The regret of $A$ is
\begin{align*} R_A(n) = \mu^*\cdot n - \sum_{k=1}^K \E_{P_k}[T_k(n)]\cdot \mu_k \quad \textsf{with} \quad \mu^* := \max_{k} \mu_k\, , \end{align*}where $T_k(n)$ depends on the algorithm.
- When building a policy-algorithm / agent, at each step $t$ the $\mu_k$'s and $\E_{P_k}T_k(n)$'s have to be estimated / counted from the past timesteps.
-
Upper Confidence Bound (UCB): The UCB algorithm is a policy to explore the behavior of a $K$AB. Let $\bar x_k$ be the empirical average of rewards from $k$ and $n_k$ the number of plays of machine $k$ in $n$ plays.

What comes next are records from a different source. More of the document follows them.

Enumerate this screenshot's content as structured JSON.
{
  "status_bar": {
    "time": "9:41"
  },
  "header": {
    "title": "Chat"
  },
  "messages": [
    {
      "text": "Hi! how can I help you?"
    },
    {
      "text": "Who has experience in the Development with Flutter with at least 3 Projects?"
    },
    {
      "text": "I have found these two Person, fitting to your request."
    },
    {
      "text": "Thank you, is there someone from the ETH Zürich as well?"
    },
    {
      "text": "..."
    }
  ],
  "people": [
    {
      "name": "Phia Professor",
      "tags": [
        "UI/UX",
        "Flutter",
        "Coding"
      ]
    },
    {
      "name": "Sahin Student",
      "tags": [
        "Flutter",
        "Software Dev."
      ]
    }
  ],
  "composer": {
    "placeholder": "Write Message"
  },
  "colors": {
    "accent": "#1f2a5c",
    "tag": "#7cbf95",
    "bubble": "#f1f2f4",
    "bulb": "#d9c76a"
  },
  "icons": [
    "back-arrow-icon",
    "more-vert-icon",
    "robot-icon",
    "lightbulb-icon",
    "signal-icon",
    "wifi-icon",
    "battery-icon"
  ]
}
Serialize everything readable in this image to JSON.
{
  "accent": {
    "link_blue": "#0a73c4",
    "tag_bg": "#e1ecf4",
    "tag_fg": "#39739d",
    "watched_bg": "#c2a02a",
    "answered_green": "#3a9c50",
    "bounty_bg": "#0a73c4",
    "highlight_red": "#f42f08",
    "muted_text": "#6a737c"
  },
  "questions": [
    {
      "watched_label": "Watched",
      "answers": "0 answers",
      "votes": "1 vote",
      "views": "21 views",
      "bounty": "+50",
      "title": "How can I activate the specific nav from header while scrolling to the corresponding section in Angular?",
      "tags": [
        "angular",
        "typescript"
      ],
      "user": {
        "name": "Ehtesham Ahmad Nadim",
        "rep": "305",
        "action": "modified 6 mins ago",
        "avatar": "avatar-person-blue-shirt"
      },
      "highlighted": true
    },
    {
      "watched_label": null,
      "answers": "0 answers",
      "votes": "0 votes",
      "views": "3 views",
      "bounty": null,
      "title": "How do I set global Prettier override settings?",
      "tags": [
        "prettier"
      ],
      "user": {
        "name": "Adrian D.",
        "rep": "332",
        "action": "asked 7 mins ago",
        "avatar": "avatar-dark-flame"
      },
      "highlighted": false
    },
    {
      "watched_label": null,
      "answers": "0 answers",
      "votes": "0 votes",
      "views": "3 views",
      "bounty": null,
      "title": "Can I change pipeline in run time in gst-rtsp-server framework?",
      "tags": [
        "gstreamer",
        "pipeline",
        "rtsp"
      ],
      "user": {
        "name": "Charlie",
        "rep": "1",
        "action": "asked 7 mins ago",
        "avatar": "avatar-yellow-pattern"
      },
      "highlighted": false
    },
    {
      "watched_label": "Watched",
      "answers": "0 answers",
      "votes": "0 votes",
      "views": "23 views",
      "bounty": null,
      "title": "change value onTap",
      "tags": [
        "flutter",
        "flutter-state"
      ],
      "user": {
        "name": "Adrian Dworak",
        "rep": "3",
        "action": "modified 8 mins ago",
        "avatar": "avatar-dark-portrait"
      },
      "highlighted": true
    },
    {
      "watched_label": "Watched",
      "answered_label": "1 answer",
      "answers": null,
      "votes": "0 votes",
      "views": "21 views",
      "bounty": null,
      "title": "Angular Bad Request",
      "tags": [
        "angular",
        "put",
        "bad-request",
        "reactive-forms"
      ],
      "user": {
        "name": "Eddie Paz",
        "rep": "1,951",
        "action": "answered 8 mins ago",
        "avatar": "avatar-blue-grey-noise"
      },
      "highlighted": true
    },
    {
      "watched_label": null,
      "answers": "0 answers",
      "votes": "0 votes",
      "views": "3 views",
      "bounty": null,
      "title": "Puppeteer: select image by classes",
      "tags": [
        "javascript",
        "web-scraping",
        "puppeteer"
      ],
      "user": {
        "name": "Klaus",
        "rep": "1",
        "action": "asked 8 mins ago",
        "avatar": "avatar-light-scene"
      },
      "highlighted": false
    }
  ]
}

Then
- Play each machine (at least) once.
- Play a(n arbitrary) number of steps where at each step choose machine
\begin{align*} k^* = \argmax{k} \left( \bar x_k + \sqrt{\frac{2\log n}{n_k}} \right)\, . \end{align*}
\begin{align*} \pi(\textsf{optimal arm}) \sim \frac{n-K\log(n)}{n} \underset{n\to \infty}{\longrightarrow} 1\, . \end{align*} -
Limitations:
In the lecture some limitations of these so called "bandit algorithms" are stated and a short recap of tackles to these limitations are noted, which here will get dropped just as buzzwords:- No problem is ever discrete, finite and independent - Continuous Armed Bandits / Bayesian Hyperparameter Optimization
- In a continuous problem, no "arm" can or should ever be played twice.
- In many prototyping settings there is a clear cutoff between development and production and early exploration should be free.
- Tackles are e. g. the GP Upper Confidence Bound Algorithm or Entropy Search.